Steel Panther kommen aus Los Angeles und huldigen musikalisch sowie äußerlich ihren Glam-Metal-Helden der 80er Jahre wie Twisted Sister oder Mötley Crüe.

Elbriot Festival: Hamburg öffnet Tor zur Hölle

Hamburg. Kaum ist das Wacken Open Air weiter oben im Norden beendet, werden die Verstärker in Hamburg bis zum Anschlag aufgedreht: Zwölf Rock- und Metalbands hält das Elbriot Festival am 19. und 20. August bereit. Höhepunkt dürfte am Sonnabend die US-Band Slayer sein — Urgestein und längst Institution in Sachen Thrash-Metal, an der wohl kein Fan härterer Klänge in seiner musikalischen Prägung vorbeigekommen ist.

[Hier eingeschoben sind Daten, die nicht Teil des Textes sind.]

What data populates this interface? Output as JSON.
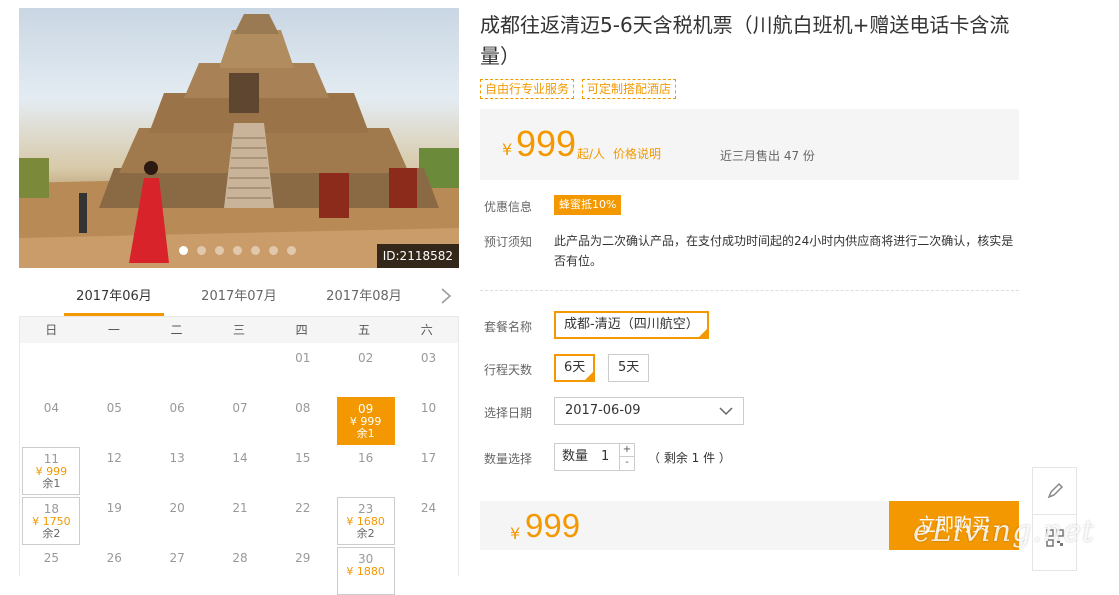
{
  "hero": {
    "image_id": "ID:2118582",
    "slide_count": 7,
    "active_slide": 1
  },
  "calendar": {
    "months": [
      "2017年06月",
      "2017年07月",
      "2017年08月"
    ],
    "weekdays": [
      "日",
      "一",
      "二",
      "三",
      "四",
      "五",
      "六"
    ],
    "rows": [
      [
        null,
        null,
        null,
        null,
        {
          "day": "01"
        },
        {
          "day": "02"
        },
        {
          "day": "03"
        }
      ],
      [
        {
          "day": "04"
        },
        {
          "day": "05"
        },
        {
          "day": "06"
        },
        {
          "day": "07"
        },
        {
          "day": "08"
        },
        {
          "day": "09",
          "price": "¥ 999",
          "remain": "余1",
          "selected": true
        },
        {
          "day": "10"
        }
      ],
      [
        {
          "day": "11",
          "price": "¥ 999",
          "remain": "余1"
        },
        {
          "day": "12"
        },
        {
          "day": "13"
        },
        {
          "day": "14"
        },
        {
          "day": "15"
        },
        {
          "day": "16"
        },
        {
          "day": "17"
        }
      ],
      [
        {
          "day": "18",
          "price": "¥ 1750",
          "remain": "余2"
        },
        {
          "day": "19"
        },
        {
          "day": "20"
        },
        {
          "day": "21"
        },
        {
          "day": "22"
        },
        {
          "day": "23",
          "price": "¥ 1680",
          "remain": "余2"
        },
        {
          "day": "24"
        }
      ],
      [
        {
          "day": "25"
        },
        {
          "day": "26"
        },
        {
          "day": "27"
        },
        {
          "day": "28"
        },
        {
          "day": "29"
        },
        {
          "day": "30",
          "price": "¥ 1880",
          "remain": ""
        },
        null
      ]
    ]
  },
  "product": {
    "title": "成都往返清迈5-6天含税机票（川航白班机+赠送电话卡含流量）",
    "tags": [
      "自由行专业服务",
      "可定制搭配酒店"
    ],
    "price_symbol": "¥",
    "price": "999",
    "price_unit": "起/人",
    "price_note_link": "价格说明",
    "sold": "近三月售出 47 份"
  },
  "info": {
    "discount_label": "优惠信息",
    "discount_badge": "蜂蜜抵10%",
    "notice_label": "预订须知",
    "notice_text": "此产品为二次确认产品，在支付成功时间起的24小时内供应商将进行二次确认，核实是否有位。"
  },
  "options": {
    "package_label": "套餐名称",
    "package_value": "成都-清迈（四川航空）",
    "days_label": "行程天数",
    "days": [
      "6天",
      "5天"
    ],
    "date_label": "选择日期",
    "date_value": "2017-06-09",
    "qty_label": "数量选择",
    "qty_inner_label": "数量",
    "qty_value": "1",
    "qty_up": "+",
    "qty_down": "-",
    "stock": "（ 剩余 1 件 ）"
  },
  "order": {
    "price_symbol": "¥",
    "total": "999",
    "buy_button": "立即购买"
  },
  "watermark": "eLiving.net",
  "colors": {
    "accent": "#f39800",
    "panel": "#f5f5f5"
  }
}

Zwei Tage Metal am Großmarkt

Ganz gleich in welcher seiner vielfältigen Spielformen, Metal steht für Freiheitsdrang und Unangepasstheit, will böse und vor allem laut sein. Das benötigt ein spezielles Areal, das die Veranstalter jetzt zum vierten Mal auf dem Freigelände des Großmarkts gefunden haben. Mehr als 10.000 Metalfans haben sich dort in den vergangenen drei Auflagen jeweils zum Headbangen und Luftgitarrespielen versammelt. Die Mischung der Bands ist auch in diesem Jahr vielversprechend, verteilt sich aber erstmals auf zwei Tage.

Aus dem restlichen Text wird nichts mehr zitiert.